Managing Inventory Control and Procurement

Read this chapter. It uses the food service industry as a case study because of the different types of raw material inventory food establishments need to consider. As you read the section on Three Ways to Increase Your Value, can you recommend a fourth or even a fifth to help these businesses?

BASIC INVENTORY PROCEDURES

Inventory Turnover

When accurate inventory records are kept, it is possible to use the data in the records to determine the inventory turnover rate. The inventory turnover rate shows the number of times in a given period (usually a month) that the inventory is turned into revenue. Inventory turnover of 1.5 means that the inventory turns over about 1.5 times a month, or 18 times a year. In this case, you would have about three weeks of supplies in inventory at any given time (actually 2.88 weeks, which is 52 weeks/18). Generally, an inventory turnover every one to two weeks (or two to three times per month) is considered normal.

A common method used to determine inventory turnover is to find the average food inventory for a month and divide it into the total food cost for the same month. The total food cost is calculated by adding the daily food purchases (found on the daily receiving reports) to the value of the food inventory at the beginning of the month and subtracting the value of the food inventory at the end of the month.

That is,

average food inventory = (beginning inventory + ending inventory)/2

cost of food = beginning inventory + purchases – ending inventory

inventory turnover = (cost of food)/(average food inventory)


Example

A restaurant has a beginning inventory of $8000 and an ending inventory of $8500. The daily receiving reports show that purchases for the month totaled $12 000. Determine the cost of food and inventory turnover.

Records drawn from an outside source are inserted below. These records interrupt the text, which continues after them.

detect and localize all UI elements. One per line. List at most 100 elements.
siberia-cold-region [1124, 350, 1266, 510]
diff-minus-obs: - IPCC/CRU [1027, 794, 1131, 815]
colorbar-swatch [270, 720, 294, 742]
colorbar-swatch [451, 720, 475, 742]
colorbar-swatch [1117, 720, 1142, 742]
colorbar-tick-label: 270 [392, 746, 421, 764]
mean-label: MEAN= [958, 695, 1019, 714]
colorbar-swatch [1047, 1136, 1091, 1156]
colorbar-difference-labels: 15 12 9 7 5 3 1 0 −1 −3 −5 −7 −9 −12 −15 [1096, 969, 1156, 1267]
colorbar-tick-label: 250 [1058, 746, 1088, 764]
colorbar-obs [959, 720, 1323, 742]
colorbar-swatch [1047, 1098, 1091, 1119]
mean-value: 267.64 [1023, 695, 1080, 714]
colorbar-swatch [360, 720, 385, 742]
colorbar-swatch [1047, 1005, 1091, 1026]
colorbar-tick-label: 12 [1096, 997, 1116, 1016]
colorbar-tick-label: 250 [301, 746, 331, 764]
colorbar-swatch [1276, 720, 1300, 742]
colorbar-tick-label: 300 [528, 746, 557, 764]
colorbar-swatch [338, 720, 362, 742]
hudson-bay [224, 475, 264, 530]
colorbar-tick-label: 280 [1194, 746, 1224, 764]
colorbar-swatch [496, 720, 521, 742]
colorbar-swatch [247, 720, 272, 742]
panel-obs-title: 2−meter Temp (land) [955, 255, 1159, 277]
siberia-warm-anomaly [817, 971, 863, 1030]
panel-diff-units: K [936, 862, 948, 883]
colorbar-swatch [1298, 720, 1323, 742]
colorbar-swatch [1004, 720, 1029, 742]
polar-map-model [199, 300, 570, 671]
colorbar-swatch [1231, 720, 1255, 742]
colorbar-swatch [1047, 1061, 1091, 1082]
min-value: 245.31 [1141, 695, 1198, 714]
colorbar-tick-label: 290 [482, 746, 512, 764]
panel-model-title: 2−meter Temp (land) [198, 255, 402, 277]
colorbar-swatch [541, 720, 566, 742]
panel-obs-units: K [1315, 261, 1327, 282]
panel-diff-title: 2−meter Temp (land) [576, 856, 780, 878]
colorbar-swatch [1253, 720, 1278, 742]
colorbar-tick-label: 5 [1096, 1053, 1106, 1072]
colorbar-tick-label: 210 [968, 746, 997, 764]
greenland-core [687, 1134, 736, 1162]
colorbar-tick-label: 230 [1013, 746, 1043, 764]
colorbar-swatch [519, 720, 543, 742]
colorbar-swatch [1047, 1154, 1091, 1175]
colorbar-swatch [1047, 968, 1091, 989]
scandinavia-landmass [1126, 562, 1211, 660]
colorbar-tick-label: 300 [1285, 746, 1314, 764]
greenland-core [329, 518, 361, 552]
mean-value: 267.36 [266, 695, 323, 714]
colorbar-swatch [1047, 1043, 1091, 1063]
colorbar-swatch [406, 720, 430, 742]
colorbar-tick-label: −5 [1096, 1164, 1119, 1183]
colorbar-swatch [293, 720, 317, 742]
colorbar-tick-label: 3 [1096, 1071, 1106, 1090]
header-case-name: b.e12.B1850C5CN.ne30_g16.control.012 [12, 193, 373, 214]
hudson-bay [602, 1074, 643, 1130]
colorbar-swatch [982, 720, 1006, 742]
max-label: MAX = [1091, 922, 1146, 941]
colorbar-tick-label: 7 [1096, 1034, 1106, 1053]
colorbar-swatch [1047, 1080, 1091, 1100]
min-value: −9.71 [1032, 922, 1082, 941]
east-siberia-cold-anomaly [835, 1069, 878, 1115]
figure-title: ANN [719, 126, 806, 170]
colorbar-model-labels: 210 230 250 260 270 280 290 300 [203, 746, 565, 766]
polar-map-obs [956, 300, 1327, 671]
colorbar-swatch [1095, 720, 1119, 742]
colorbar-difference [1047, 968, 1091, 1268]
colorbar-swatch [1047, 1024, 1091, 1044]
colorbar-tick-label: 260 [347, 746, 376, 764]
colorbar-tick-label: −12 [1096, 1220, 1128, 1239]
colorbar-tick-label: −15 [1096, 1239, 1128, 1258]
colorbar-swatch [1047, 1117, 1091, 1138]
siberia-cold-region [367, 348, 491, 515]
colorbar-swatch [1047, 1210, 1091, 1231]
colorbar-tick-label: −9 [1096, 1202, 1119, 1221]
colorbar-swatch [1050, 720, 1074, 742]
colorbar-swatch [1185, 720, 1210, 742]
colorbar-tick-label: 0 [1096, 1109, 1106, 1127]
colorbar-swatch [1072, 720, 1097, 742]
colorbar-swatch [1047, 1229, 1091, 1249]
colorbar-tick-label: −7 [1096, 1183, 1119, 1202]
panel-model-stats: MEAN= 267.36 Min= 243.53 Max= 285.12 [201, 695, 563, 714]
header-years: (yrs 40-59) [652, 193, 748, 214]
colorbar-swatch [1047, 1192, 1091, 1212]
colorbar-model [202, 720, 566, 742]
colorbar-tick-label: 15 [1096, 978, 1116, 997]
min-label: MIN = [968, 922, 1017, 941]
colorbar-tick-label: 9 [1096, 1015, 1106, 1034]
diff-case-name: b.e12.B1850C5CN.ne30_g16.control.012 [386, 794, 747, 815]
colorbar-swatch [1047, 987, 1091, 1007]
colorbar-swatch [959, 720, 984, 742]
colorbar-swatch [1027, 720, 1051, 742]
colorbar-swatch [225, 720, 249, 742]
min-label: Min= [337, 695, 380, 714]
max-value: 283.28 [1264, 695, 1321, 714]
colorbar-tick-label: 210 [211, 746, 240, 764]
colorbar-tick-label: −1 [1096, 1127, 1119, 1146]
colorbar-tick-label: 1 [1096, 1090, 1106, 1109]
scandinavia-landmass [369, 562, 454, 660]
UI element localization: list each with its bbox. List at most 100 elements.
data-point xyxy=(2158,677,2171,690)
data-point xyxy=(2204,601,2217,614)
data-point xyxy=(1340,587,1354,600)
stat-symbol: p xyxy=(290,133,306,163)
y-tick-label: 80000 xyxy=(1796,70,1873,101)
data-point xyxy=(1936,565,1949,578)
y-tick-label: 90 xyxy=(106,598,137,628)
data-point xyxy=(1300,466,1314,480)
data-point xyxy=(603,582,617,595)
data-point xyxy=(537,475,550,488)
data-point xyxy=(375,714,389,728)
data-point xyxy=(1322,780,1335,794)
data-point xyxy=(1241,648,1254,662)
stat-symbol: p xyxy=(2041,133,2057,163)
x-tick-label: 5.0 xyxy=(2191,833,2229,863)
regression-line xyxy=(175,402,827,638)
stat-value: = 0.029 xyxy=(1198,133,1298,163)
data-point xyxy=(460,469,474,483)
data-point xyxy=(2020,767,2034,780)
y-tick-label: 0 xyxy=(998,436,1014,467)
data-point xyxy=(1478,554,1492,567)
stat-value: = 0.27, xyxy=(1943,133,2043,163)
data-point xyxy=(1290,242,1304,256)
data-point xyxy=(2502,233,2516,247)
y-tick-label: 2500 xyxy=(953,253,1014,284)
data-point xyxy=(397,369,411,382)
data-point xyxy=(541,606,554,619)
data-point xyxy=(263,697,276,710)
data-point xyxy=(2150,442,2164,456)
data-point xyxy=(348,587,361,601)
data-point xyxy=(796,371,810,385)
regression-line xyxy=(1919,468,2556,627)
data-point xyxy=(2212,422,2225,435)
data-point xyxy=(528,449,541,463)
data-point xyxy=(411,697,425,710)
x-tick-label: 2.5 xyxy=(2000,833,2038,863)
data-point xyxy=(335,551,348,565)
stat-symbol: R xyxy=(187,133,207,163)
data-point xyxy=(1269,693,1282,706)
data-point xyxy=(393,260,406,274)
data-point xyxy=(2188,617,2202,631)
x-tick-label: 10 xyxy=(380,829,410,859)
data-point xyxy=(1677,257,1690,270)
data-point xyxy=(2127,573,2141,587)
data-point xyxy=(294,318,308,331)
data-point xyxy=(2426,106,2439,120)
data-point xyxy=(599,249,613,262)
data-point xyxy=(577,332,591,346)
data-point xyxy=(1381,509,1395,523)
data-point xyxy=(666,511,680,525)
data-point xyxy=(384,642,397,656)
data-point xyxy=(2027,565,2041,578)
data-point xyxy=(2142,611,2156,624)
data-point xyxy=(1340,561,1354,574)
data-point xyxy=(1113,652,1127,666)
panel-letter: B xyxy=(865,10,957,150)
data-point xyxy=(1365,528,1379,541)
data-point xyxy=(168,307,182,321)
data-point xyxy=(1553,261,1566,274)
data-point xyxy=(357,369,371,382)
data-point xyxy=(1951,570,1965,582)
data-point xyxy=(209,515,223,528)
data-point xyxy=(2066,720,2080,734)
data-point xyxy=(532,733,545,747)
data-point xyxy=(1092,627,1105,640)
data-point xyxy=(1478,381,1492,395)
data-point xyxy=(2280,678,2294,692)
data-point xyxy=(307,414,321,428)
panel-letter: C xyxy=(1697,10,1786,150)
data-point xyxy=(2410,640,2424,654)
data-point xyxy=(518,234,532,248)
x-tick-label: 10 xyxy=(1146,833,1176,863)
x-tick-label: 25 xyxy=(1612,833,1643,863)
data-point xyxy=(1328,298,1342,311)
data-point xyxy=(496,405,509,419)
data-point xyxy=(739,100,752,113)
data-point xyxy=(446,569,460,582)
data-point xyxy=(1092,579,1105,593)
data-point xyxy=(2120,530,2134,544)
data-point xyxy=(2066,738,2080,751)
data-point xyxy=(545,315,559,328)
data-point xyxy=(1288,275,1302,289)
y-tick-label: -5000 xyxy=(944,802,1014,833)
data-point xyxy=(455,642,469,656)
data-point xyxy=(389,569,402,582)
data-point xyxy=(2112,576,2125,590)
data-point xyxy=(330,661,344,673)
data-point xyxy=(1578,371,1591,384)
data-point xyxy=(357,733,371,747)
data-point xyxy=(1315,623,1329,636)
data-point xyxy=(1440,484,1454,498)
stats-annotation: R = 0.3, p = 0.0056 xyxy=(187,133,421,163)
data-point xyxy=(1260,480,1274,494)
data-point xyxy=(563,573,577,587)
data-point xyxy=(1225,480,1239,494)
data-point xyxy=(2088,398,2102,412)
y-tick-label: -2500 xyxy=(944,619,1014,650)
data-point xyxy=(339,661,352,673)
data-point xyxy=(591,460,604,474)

Cost of food = $8000 + $12 000 – $8500 = $11 500

Average food inventory = ($8000 + $8500)/2 = $8250

Inventory turnover = $11 500/$8250 = 1.4


The turnover rate in the example would be considered low and would suggest that the business has invested too much money in inventory. Having a lot of inventory on hand can lead to spoilage, high capital costs, increased storage space requirements, and other costs.

Inventory turnover rates are not exact, for a few reasons. One is that in many food operations, accurate inventory records are usually kept only for more expensive items. Another is that the simple food cost used in the calculation does not truly reflect the actual food cost. (Food costs are discussed in another chapter in this book.) In addition, not all inventory turns over at the same rate. For example, perishables turn over as quickly as they arrive while canned goods turn over more slowly.

Even though turnover rates are not exact, they do give managers at least a rough idea of how much inventory they are keeping on hand.